China country-specific exchange traded funds are having a great run, with Chinese equities enjoying their best monthly gain in almost two years, as investors turned back into the emerging Asian economy, following the COVID-lockdown economic shock and regulatory crackdowns.
Over the past month, the VanEck Vectors ChinaAMC SME-ChiNext ETF (CNXT) increased 22.5%, the KraneShares Bosera MSCI China A Share ETF (KBA) rose 15.7%, and the Xtrackers CSI 300 China A-Shares ETF (ASHR) increased 13.3%
The CSI 300 index of Shanghai- and Shenzhen-listed stocks jumped over 8% in June, putting the benchmark on pace for its best one-month run since July 2020 when global investors turned to China after the country exited its first COVID-19 lockdowns while the rest of the world was shutting down, the Financial Times reported.

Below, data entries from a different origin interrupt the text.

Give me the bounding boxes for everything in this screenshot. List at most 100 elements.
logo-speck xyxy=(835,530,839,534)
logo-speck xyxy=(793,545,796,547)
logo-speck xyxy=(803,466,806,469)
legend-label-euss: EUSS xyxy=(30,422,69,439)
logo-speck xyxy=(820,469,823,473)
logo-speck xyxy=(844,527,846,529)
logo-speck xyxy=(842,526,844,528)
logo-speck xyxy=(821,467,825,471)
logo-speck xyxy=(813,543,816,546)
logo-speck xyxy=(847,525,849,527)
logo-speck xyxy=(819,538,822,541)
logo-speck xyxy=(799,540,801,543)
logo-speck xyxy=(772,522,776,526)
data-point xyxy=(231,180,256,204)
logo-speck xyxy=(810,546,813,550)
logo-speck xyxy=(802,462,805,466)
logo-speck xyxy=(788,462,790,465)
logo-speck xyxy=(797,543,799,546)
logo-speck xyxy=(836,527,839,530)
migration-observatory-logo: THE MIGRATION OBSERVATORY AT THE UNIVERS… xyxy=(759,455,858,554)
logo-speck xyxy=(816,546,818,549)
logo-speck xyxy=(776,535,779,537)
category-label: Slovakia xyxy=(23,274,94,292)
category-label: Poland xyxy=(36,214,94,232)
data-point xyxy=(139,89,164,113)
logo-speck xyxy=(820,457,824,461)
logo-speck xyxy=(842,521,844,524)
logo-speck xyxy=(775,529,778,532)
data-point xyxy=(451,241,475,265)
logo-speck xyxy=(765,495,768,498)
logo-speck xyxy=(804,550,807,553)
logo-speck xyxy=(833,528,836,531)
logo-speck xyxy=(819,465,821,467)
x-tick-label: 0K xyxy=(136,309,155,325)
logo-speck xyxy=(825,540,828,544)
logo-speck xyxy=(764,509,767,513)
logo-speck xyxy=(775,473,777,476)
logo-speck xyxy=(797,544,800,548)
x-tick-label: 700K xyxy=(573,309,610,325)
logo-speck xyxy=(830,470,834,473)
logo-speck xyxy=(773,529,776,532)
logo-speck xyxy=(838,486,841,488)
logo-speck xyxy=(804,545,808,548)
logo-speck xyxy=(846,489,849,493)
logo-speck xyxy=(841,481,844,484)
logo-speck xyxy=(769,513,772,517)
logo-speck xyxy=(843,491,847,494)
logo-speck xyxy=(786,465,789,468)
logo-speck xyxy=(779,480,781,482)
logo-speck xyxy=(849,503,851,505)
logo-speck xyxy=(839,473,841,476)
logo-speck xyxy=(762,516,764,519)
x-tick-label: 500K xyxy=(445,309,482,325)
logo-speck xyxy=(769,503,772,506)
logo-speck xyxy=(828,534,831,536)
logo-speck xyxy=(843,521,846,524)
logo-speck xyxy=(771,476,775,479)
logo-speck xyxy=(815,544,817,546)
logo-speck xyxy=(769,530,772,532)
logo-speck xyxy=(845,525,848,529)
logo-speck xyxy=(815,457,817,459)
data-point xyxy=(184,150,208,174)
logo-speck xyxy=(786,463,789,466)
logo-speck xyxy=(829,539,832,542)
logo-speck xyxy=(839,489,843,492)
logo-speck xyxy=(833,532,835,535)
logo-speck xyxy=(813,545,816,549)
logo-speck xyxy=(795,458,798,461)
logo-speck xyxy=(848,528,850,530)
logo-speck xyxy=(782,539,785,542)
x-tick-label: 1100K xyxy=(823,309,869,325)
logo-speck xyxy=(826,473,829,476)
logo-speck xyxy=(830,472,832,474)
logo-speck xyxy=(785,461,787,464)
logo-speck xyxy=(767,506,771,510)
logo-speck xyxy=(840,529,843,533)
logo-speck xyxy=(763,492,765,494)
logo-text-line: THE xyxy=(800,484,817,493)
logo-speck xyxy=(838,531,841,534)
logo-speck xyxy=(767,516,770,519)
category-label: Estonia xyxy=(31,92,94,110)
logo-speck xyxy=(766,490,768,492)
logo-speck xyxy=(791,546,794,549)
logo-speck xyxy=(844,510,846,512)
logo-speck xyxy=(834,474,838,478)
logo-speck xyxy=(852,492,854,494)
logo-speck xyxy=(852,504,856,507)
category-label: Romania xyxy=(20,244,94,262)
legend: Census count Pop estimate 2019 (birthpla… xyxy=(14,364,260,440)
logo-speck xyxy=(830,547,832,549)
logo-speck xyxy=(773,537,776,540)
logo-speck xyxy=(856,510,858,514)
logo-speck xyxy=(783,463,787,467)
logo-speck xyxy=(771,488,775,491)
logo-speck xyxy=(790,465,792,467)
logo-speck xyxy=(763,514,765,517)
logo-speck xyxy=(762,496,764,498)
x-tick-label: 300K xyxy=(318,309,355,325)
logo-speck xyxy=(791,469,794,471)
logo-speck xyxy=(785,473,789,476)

Chinese shares also found support after Beijing reduced quarantine requirements for international arrivals from two weeks to one, marking the first significant reduction to travel restrictions since authorities wrestled control over outbreaks in major cities Shanghai and Beijing.
“As a signal about the balance between zero-COVID and economic growth, you can see there’s a little more concern [in Beijing]about the economy,” Frank Benzimra, head of Asia equity strategy at Société Générale, told the Financial Times of the government’s move to ease quarantine restrictions.
Furthermore, global investors were attracted to China’s more accommodative monetary policies at a time when global central banks were tightening monetary policies to combat rising inflation levels, which could trigger an economic recession.
Nevertheless, some still warned of China’s zero-tolerance COVID-19 policy. For instance, analysts at Goldman Sachs warned that China’s zero-COVID policy was “unlikely to fundamentally change in the near term”.
Regulators have also signaled that they will ease back on crackdowns, especially on the country’s tech sector which has been reeling in the wake of unprecedented regulatory scrutiny.
Louis Tse, managing director at Hong Kong-based brokerage Wealthy Securities, argued that Chinese tech groups had been “very much sold down before the buying came in from the north”.